De l’architecture...
Après plusieurs galeries libanaises qu’il a fréquentées, c’est cette fois au tour du Beirut Exhibition Center de s’intéresser à cette période charnière des années 60-70 qui constituent comme le «compost» à sa peinture à la fois une et multiple. Car malgré la diversité de ses œuvres, ce sont les têtes qui occupent la plus grande place sur l’espace pictural de Marwan et qui deviennent un médium en soi, s’insérant organiquement dans la toile.
Se situant toujours entre deux pôles, la vie et la mort, le peintre se dit toujours dans cette recherche de soi, même si sa peinture est figurative. Ses œuvres, déclinant dans des teintes qui vont de la couleur terre au sable, évoquent ce côté de la Méditerranée – «ce sont des couleurs issues de ma mémoire». Car si l’artiste s’est installé en Allemagne (et y a enseigné aussi) depuis plus de quarante ans, il reste néanmoins très attaché à ses racines qu’il ne renie pas, mais qu’il revendique plutôt fortement. Sa palette donc prend source dans cette partie du Moyen-Orient et s’y inspire constamment.
Pour ses «têtes», elles
peuvent paraître semblables pour certains mais, à y regarder de plus près, elles permettent des questionnements multiples. «Ma toile est toujours animée par la question», confie l’artiste. «Parfois j’emploie des figures célèbres et d’autres fois j’utilise la mienne tout en ne retenant que l’expression ou certains traits. Ce ne sont donc pas des autoportraits», précise-t-il.

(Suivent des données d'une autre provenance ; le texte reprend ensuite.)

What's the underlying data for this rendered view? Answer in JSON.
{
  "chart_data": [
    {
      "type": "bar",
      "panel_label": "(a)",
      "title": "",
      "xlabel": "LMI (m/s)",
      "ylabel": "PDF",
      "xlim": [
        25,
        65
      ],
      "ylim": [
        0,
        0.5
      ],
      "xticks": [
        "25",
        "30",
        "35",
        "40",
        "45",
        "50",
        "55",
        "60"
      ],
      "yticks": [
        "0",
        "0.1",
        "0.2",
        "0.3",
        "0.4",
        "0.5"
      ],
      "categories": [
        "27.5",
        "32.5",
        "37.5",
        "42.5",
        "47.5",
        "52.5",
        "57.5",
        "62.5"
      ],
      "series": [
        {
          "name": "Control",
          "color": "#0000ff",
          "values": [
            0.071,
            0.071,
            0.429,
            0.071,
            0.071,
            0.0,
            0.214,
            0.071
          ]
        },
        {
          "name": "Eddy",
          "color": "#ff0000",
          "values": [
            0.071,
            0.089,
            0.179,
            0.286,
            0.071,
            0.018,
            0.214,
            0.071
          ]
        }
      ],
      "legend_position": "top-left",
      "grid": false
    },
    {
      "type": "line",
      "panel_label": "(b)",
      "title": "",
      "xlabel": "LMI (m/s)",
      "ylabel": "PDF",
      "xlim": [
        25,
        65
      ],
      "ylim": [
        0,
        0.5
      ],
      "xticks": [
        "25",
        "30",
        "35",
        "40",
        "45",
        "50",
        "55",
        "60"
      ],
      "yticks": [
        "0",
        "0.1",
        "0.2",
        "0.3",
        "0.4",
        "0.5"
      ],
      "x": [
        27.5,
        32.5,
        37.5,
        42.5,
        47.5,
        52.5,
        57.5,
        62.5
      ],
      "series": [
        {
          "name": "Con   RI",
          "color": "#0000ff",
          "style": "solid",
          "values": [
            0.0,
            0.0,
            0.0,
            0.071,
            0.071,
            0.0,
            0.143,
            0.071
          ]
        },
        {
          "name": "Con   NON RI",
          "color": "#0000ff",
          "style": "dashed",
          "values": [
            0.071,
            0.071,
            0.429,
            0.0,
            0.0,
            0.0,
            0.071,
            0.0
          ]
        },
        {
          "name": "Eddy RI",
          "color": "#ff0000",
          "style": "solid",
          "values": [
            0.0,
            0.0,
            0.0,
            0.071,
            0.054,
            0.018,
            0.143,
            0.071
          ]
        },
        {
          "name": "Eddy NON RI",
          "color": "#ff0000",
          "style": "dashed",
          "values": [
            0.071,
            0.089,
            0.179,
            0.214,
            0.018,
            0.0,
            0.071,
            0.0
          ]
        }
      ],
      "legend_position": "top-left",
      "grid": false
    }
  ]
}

Marwan n’est pas simplement un peintre, c’est un architecte de la peinture. Tant dans la perspective ou les angles qu’il prend que dans la construction de l’œuvre. Il existe toujours chez lui une tension, tout comme dans le courant allemand. Une tension que l’artiste relève par un petit détail qui capte l’œil et le retient. Les thèmes de la vie, de la mort, mais aussi du couple et du sexe sont souvent évoqués dans ses toiles. Ici, un personnage au regard mélancolique avale la toile. Et là, un autre couple aux mains qui se cherchent, aux pieds qui s’entremêlent. Inquiétude, angoisse, mais aussi plaisir et joie y sont décryptés en différentes teintes. La toile devient tout d’un coup un espace où l’artiste installe sa «mise en scène». Le corps, parfois tronqué, à deux membres ou trois, s’efface même devant le visage qui devient une page de lecture.
Ce visage qui, peu à peu, phagocytera la toile en occupant tout l’espace. On y croit deviner des montagnes, des plaines et même des mers. Une surdimension de l’homme que Marwan questionnera tout le temps, comme si par ses œuvres et tout au long de sa mémoire l’artiste installe un fil d’Ariane qui mènera à sa «toile».